Harbour Drive residents fear Tropical Storm Gonzalo

July 23, 2020
The back of Sharee Newman’s home on Harbour Drive in Harbour View.
The back of Sharee Newman’s home on Harbour Drive in Harbour View.
The gully that runs behind some of the homes.
The gully that runs behind some of the homes.
 Sharee Newman
Sharee Newman

As Tropical Storm Gonzalo strengthens in the Atlantic and is expected to dump showers on the island by early next week, the residents of Harbour Drive in Harbour View, St Andrew, are fearful.

They said they are urging the authorities to fix the threat that they now face. Sharee Newman, whose house is at the entrance of the avenue, said she is 'scared' of the home she shares with her family.

"My house is eating away. I am afraid of living in my own home. There are days when I will be praying for rain because the time is so hot, and then reality kicks in and I know I really can't deal with the rain because the impact is not going to be good. The earth isn't solid and the back of my yard continues to be undermined. I really don't know how far it (the erosion) really is under my house. No one should be living like this, we pay our taxes," she said.

Newman said there is also a potential risk from a JPS pole that was partially unearthed by the water, and supported by what's left of her wall. In 2015, floodwater destroyed the perimeter walls at the back of her property, and that of her neighbour.

The channelling of water through a gully at the back of their homes has caused the earth to cave in, making a portion of the foundation of Newman's home visible.

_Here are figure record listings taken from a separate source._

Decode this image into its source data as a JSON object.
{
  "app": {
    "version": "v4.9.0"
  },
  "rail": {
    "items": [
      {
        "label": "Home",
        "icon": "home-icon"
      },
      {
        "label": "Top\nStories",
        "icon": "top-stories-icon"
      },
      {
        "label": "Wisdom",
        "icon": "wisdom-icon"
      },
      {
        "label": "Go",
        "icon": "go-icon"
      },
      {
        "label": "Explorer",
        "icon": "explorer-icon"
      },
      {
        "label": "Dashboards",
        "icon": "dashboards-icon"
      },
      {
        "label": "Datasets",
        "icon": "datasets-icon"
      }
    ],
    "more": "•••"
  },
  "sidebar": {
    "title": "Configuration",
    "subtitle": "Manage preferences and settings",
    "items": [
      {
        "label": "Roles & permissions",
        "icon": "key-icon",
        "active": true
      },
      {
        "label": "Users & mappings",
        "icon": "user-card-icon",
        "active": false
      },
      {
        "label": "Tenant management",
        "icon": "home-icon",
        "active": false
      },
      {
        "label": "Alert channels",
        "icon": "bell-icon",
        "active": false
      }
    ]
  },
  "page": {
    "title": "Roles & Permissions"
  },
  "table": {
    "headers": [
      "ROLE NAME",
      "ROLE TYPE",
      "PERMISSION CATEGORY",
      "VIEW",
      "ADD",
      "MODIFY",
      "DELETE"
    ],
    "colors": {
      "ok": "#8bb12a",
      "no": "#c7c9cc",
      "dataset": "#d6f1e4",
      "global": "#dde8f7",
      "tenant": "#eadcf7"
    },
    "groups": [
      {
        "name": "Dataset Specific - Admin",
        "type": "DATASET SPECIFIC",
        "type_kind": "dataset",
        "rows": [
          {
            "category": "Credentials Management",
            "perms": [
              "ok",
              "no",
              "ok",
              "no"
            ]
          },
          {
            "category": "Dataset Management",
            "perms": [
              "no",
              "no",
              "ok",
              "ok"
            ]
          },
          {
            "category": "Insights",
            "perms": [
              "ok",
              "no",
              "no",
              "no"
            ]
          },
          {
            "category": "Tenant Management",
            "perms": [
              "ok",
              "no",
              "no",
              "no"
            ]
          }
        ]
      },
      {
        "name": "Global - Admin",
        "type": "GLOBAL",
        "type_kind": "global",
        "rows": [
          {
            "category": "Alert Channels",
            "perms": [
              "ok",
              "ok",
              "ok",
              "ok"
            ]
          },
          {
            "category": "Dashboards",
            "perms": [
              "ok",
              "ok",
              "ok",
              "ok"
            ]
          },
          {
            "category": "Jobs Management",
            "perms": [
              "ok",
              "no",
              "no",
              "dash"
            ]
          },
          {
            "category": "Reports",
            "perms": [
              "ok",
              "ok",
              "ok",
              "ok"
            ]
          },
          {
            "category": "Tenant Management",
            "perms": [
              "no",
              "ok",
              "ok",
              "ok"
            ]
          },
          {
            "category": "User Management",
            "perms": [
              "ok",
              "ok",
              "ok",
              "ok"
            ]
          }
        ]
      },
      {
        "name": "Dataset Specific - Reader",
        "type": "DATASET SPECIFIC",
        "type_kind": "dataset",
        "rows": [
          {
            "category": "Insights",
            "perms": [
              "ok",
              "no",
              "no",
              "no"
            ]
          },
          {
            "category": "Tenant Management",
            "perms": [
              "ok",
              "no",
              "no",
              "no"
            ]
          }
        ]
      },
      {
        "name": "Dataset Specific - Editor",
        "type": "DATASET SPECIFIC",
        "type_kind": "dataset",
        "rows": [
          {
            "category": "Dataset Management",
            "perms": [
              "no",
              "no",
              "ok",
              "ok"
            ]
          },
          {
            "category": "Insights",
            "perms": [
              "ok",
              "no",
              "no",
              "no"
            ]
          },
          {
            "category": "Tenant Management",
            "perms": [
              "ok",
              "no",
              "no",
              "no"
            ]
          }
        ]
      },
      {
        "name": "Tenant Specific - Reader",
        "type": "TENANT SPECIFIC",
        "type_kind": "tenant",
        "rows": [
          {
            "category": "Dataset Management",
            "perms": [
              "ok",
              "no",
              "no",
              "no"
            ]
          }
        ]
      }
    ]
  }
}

"We are affected in more ways than one. These mosquitoes love us over here bad. They take us for target practice. Health-wise, we have to be worried about COVID, dengue and other illnesses because of this gully. This gully needs to be treated. The water is just stagnant," she said.

Sonia Taylor has replaced her perimeter wall with a zinc fence, but says that she knows it will do very little should Tropical Storm Gonzalo develop into a hurricane and hit the island.

"Just hearing the water rushing behind the house is a scary feeling. Whenever I am praying I just ask God for enough rain to wet the earth. Every time we hear about a hurricane or even rain, we fret, because we just cannot prepare for it like others because no matter what we build, the gully take it way. We just can't deal with rain much less a storm now, so I am praying it just weakens or we are going to feel it," Taylor said.

Ethel Pete-Smith said she is praying continuously against Gonzalo.

"We can't deal with a hurricane as we are yet to recover from rainfall. Something needs to be done for the safety of the residents living here. We are law-abiding citizens paying our taxes and the gully wasn't built properly in the first place. All of what has been happening is man-made," she said.

Director of the National Meteorological Service, Evan Thompson, said with Gonzalo still outside the projection period they are uncertain about the amount of rainfall it may or may not produce.

"We can't tell if it will increase or decrease in intensity. All of that is up in the air so we not too sure yet what will happen outside of the first two days. Whether it turns or heads straight towards us, and in what state, is what will really determine the amount of rainfall that we get or may not get. We are hoping that it will produce significant rainfall and it quite likely will, because if it is downgraded and continues to head in this direction, we should get some rain even if we are on the fringes of it," he said.